I'm studying analysis, but I want to know more concepts about metric spaces, so I try to read some explanations in topology books. My textbook is Munkres' Topology (second edition). I cite some definitions used in this book for convenience.
- Compact: Every open covering $\mathcal{A}$ of $X$ contains a finite subcollection that also covers $X$.
- Limit point compact: Every infinite subset of $X$ has a limit point.
And after giving these two definitions, the author proved that for any space, Compactness ⇒ Limit point compactness, but not conversely.
And on p.179, the author said that
We now show these two versions of compactness coincide for metrizable spaces; for this purpose, we introduce yet another version of compactness called sequential compactness.
- Sequentially compact: Every sequence of points of $X$ has a convergent subsequence.
Then the author stated a theorem that these all three definitions are equivalent in the metric space case. He prove this fact in the order: (1)⇒(2)⇒(3)⇒(1), where (1)⇒(2) is mentioned just now, (2)⇒(3) is easy; however, the (3)⇒(1) part, as the author said, is the hardest part of the proof, that used Lebesgue number lemma.
Now my question one is, I have seen a book that gave a quite easy proof for (2)⇒(1); that is to say, we can prove Compactness ⇒ Limit point compactness (in the metric space case).
So we don't need to introduce the term Sequentially compact in order to prove this equivalence right? But the author said,
We now show these two versions of compactness coincide for metrizable spaces; for this purpose, we introduce yet another version of compactness called sequential compactness.
This confused me. Or is it the fact that the Sequentially compactness itself deserves to have a place anyway? That is my question one.
My second question is: are limit point compactness and sequentially compactness equivalent in general spaces? How about in a metric space? Does the proof of this go simple when in metric space case? I see some books did not even have a phrase of the Limit point compactness, why?
My third question is, what does the Bolzano-Weierstrass Theorem truly say? Here I list some candidates:
- Every bounded infinite set in $\mathbb{R}^n$ has a limit (accumulation) point in $\mathbb{R}^n$. (Apostol)

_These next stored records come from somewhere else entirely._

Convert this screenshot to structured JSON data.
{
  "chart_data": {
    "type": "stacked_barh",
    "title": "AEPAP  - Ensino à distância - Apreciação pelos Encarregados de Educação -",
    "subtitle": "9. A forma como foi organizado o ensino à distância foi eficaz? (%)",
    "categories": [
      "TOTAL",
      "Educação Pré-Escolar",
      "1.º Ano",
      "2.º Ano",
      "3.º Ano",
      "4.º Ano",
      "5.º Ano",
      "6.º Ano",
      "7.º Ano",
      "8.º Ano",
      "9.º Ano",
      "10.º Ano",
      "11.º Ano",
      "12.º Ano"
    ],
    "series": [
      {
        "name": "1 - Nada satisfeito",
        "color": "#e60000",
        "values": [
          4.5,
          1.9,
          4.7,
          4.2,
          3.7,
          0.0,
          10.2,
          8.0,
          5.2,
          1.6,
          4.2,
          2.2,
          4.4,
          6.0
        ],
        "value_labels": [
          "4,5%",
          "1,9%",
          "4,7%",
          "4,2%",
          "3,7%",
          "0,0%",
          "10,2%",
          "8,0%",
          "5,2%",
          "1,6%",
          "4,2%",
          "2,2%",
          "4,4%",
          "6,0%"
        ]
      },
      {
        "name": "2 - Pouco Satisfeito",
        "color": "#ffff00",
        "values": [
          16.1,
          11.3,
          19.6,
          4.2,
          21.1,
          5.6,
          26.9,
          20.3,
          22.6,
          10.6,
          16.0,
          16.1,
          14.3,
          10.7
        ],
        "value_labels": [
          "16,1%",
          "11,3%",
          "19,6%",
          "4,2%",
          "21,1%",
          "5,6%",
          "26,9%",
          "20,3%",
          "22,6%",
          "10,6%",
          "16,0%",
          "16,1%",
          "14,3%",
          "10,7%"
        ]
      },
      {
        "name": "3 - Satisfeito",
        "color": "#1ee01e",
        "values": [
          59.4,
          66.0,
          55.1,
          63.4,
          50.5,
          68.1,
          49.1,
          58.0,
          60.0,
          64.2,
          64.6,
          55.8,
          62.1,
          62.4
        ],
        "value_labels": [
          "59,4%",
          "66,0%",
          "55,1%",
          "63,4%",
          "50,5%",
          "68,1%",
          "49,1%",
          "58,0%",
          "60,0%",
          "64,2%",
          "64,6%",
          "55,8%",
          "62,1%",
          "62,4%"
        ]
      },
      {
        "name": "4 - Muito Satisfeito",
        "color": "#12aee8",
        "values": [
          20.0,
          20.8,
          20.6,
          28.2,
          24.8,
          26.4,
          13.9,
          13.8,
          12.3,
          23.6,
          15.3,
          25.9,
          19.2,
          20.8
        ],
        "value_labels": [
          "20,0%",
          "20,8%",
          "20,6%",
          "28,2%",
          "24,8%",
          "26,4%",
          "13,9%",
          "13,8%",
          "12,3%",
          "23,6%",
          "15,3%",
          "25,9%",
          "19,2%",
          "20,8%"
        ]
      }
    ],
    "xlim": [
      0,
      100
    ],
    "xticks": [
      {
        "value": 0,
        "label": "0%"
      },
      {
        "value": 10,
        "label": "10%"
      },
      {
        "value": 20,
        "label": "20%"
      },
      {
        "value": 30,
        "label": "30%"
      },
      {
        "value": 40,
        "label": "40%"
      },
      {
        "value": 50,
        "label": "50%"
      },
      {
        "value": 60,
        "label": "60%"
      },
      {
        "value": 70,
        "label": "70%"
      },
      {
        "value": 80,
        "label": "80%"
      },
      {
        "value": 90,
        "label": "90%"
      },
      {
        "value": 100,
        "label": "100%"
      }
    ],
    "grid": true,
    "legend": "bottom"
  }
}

- Every bounded sequence in $\mathbb{R}^n$ has a convergent subsequence. (Many analysis books write so.)
- The closed and bounded subset of $\mathbb{R}^n$ is a limit point compact space. (Suggested by me.)
- The closed and bounded subset of $\mathbb{R}^n$ is a sequentially compact space. (Suggested by me.)
Yet, in the history that real analysis just developed, the original Bolzano-Weierstrass Theorem may be stated like the first two type.
However, now that the Topology has studied a lot, in pedagogically aspect, which of the description of the theorem is better to think and to use nowadays?
Best Answer
Def'n 1. is the general def'n of compactness in topology, whether or not the topology can be generated by a metric.
In a metric space, a set $X$ is compact iff every sequence in $X$ has a limit point that BELONGS to $X$ iff every infinite subset of $X$ has a limit point that belongs to $X.$
The n-dimensional generalization of the (1-dimensional) Bolzano-Weierstrass theorem is that a subset of $R^n$ is compact iff it is closed and bounded. (But this does not hold for all metric spaces.)
It is useful to know various equivalents to compactness, and to know that there are equivalents specific to metric spaces, just as it is useful to know various equivalents of "continuous function", some of which are specific to metric spaces.
Another term is "pre-compact" which I have seen only in the context of Hausdorff spaces : $X$ is pre-compact iff $\overline X$ is compact.